As múltiplas cidades e seus perten(cimentos)

 

As cidades desafiam planejamentos. A diversidade invade seus cotidianos. Surgem sociabilidades junto com nostalgias. A moda é uma grande mistura. Mas não há como cessar os diálogos , nem os conflitos. Há concepções de mundo que recordam séculos religiosos, há preconceitos inesperados, há ficções científicas que entusiasmam apocalipses. Portanto, é difícil definir, traçar linhas retas, fugir dos abismos, acreditar que o futuro afastará os descontroles. Num mundo cheio de contradições, os saberes possuem formas que se renovam e necessitam de nomes, ocupam cartografias e sentimentos, desmancham vazio e sossegos.

As cidades são cenários dos dramas mais radicais. Vendem o luxo, prometem tecnologias. Elas têm algo em comum, mesmo que expressem necessidades diferentes. Não vivem sem lutas, nem abdicam de tradições. É preciso referências, mesmo que o descartável avance e tome espaço nos classificados dos jornais. As moradias de alguns podem lembrar certos castelos medievais, porém outros não percebem que estão num mundo instável e aventureiro. As especulações se espalham como concretos armados negociados por metro quadrado. Muitos confundem solidão, com isolamento. Exilam-se em apartamentos minúsculos e se distraem com as acrobacias dos computadores.

Se Paris guarda suas reflexões intelectuais tão festejadas, o Rio de Janeiro se diz maravilhosa. Há cidades que padecem de sofrimentos quase coletivos. Quem pensava que o humano se iluminaria com as utopias tropeçou na pedra fundamental. Não é a razão cartesiana que programa a vida, nem podemos fixar estratégias que afirmem felicidades. A história muda seus lugares, porém não garante descontinuidades, nem revoluções que socializem alegrias. Os conflitos mostram que os individualismos não cessam de incomodar e derrubar éticas. O que aproxima pode afastar, a globalização se apropria de máscaras para se manter.Evitar conviver com a multiplicidades é apenas um desejo. Quem se esconde em interioridades e fingimentos termina naufragando.

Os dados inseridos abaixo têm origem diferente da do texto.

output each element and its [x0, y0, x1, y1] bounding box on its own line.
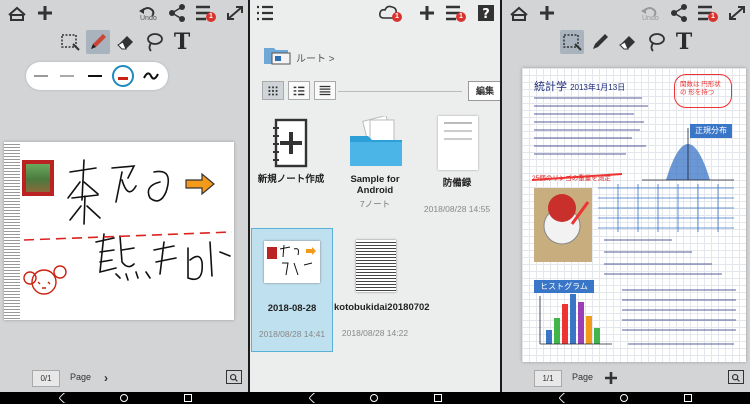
drawer-menu-icon[interactable] [254, 3, 276, 23]
plus-icon[interactable] [536, 3, 558, 23]
page-navigation: 1/1 Page [502, 366, 750, 392]
recents-nav-icon[interactable] [684, 394, 692, 402]
notebook-back-icon[interactable] [508, 3, 530, 23]
page-indicator[interactable]: 0/1 [32, 370, 60, 387]
note-drawing [531, 97, 736, 345]
drawing-tool-row: T [502, 28, 750, 56]
eraser-icon[interactable] [616, 30, 640, 54]
eraser-icon[interactable] [114, 30, 138, 54]
pen-red-selected[interactable] [112, 65, 134, 87]
recents-nav-icon[interactable] [434, 394, 442, 402]
list-view-icon[interactable] [288, 81, 310, 100]
detail-view-icon[interactable] [314, 81, 336, 100]
home-nav-icon[interactable] [120, 394, 128, 402]
tile-name: kotobukidai20180702 [334, 302, 430, 313]
edit-button[interactable]: 編集 [468, 81, 500, 101]
home-nav-icon[interactable] [370, 394, 378, 402]
note-editor-left: Undo 1 T 0/1 Page › [0, 0, 248, 392]
notebook-back-icon[interactable] [6, 3, 28, 23]
browser-toolbar: 1 1 ? [250, 0, 500, 26]
tile-count: 7ノート [359, 199, 391, 209]
view-mode-bar: 編集 [262, 81, 500, 103]
lasso-select-icon[interactable] [560, 30, 584, 54]
fullscreen-icon[interactable] [224, 3, 246, 23]
drawing-tool-row: T [0, 28, 248, 56]
pen-icon[interactable] [86, 30, 110, 54]
note-thumbnail [356, 240, 396, 292]
svg-text:?: ? [482, 7, 490, 22]
page-indicator[interactable]: 1/1 [534, 370, 562, 387]
plus-icon[interactable] [416, 3, 438, 23]
tile-name: 防備録 [442, 178, 472, 189]
tile-name: 2018-08-28 [267, 303, 317, 314]
plus-icon[interactable] [34, 3, 56, 23]
top-toolbar: Undo 1 [0, 0, 248, 26]
note-tile[interactable]: kotobukidai20180702 2018/08/28 14:22 [334, 228, 430, 352]
pen-medium-gray[interactable] [56, 65, 78, 87]
pen-black[interactable] [84, 65, 106, 87]
undo-label: Undo [140, 15, 157, 22]
text-tool-icon[interactable]: T [170, 30, 194, 54]
new-note-icon [273, 118, 308, 168]
cloud-badge: 1 [392, 12, 402, 22]
page-label: Page [572, 372, 594, 382]
folder-icon [350, 116, 402, 166]
next-page-icon[interactable]: › [104, 371, 108, 385]
file-browser: 1 1 ? ルート > 編集 新規ノート作成 Sample for Androi… [250, 0, 500, 392]
top-toolbar: Undo 1 [502, 0, 750, 26]
tile-date: 2018/08/28 14:55 [423, 204, 491, 214]
fullscreen-icon[interactable] [726, 3, 748, 23]
share-icon[interactable] [166, 3, 188, 23]
recents-nav-icon[interactable] [184, 394, 192, 402]
note-tile[interactable]: 防備録 2018/08/28 14:55 [416, 112, 498, 236]
pen-icon[interactable] [588, 30, 612, 54]
handwriting-drawing [23, 159, 233, 295]
grid-view-icon[interactable] [262, 81, 284, 100]
pen-palette [26, 62, 168, 90]
tile-name: Sample for Android [350, 174, 400, 196]
notebook-tile[interactable]: Sample for Android 7ノート [334, 112, 416, 236]
text-tool-icon[interactable]: T [672, 30, 696, 54]
tile-name: 新規ノート作成 [257, 174, 325, 185]
lasso-icon[interactable] [142, 30, 166, 54]
notification-badge: 1 [206, 12, 216, 22]
lasso-select-icon[interactable] [58, 30, 82, 54]
zoom-icon[interactable] [226, 370, 242, 384]
notification-badge: 1 [708, 12, 718, 22]
zoom-icon[interactable] [728, 370, 744, 384]
breadcrumb-text: ルート > [296, 54, 335, 65]
statistics-note-page[interactable]: 統計学 2013年1月13日 関数は 円形状の 形を持つ 正規分布 ヒストグラム… [522, 68, 746, 362]
note-page[interactable] [4, 142, 234, 320]
tile-date: 2018/08/28 14:22 [341, 328, 409, 338]
page-label: Page [70, 372, 92, 382]
home-nav-icon[interactable] [620, 394, 628, 402]
lasso-icon[interactable] [644, 30, 668, 54]
menu-badge: 1 [456, 12, 466, 22]
divider [338, 91, 462, 92]
add-page-icon[interactable] [600, 368, 622, 388]
note-thumbnail [264, 241, 320, 283]
share-icon[interactable] [668, 3, 690, 23]
undo-label: Undo [642, 15, 659, 22]
note-thumbnail [438, 116, 478, 170]
screenshot-collage: Undo 1 T 0/1 Page › 1 1 ? ルート > 編集 新規ノート… [0, 0, 750, 404]
tile-date: 2018/08/28 14:41 [258, 329, 326, 339]
page-navigation: 0/1 Page › [0, 366, 248, 392]
note-tile-selected[interactable]: 2018-08-28 2018/08/28 14:41 [251, 228, 333, 352]
help-icon[interactable]: ? [476, 3, 498, 23]
new-note-tile[interactable]: 新規ノート作成 [250, 112, 332, 236]
pen-thin-gray[interactable] [30, 65, 52, 87]
root-folder-icon [262, 42, 292, 68]
pen-wave[interactable] [140, 65, 162, 87]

Os olhares não determinam cores perenes e formas acabadas. As cidades persistem nos provocando, fazendo com que desconfiemos dos amores românticos desenhados em certas paisagens. Todos sentem que a transparência é um mito. Quem ousa, contudo, imaginar que as brincadeiras são supérfluas e o riso uma ilusão? Vivemos os cenários com as perturbações flutuantes, perdidos nas avenidas e nos becos estreitos. Os pertencimentos  se compõem com os afetos que dão nome aos espaços que a astúcia imobiliária transforma em valor de troca. É o jogo que fascina a arrogância dos individualistas.

As cidades não dispensam lembranças. Estão abraçadas com memórias que agitam passados, porém fogem do cotidiano veloz. Vê-las como objetos é fragmentar o convívio e celebrar a lógica da acumulação. Não é à toa que o desamparo assusta multidões e os cartões de crédito simbolizam conquistas consumistas e soltas. Cada um arquiteta sua cidade, deseja afetos, se sufoca com a perplexidade. É um engano desprezar a moradia e riscar a socialização dos encontros. O invisível e o visível devem ser traduzidos, não apenas pela frieza técnica e a disputa política. A vida tem seus leitos que aconchegam.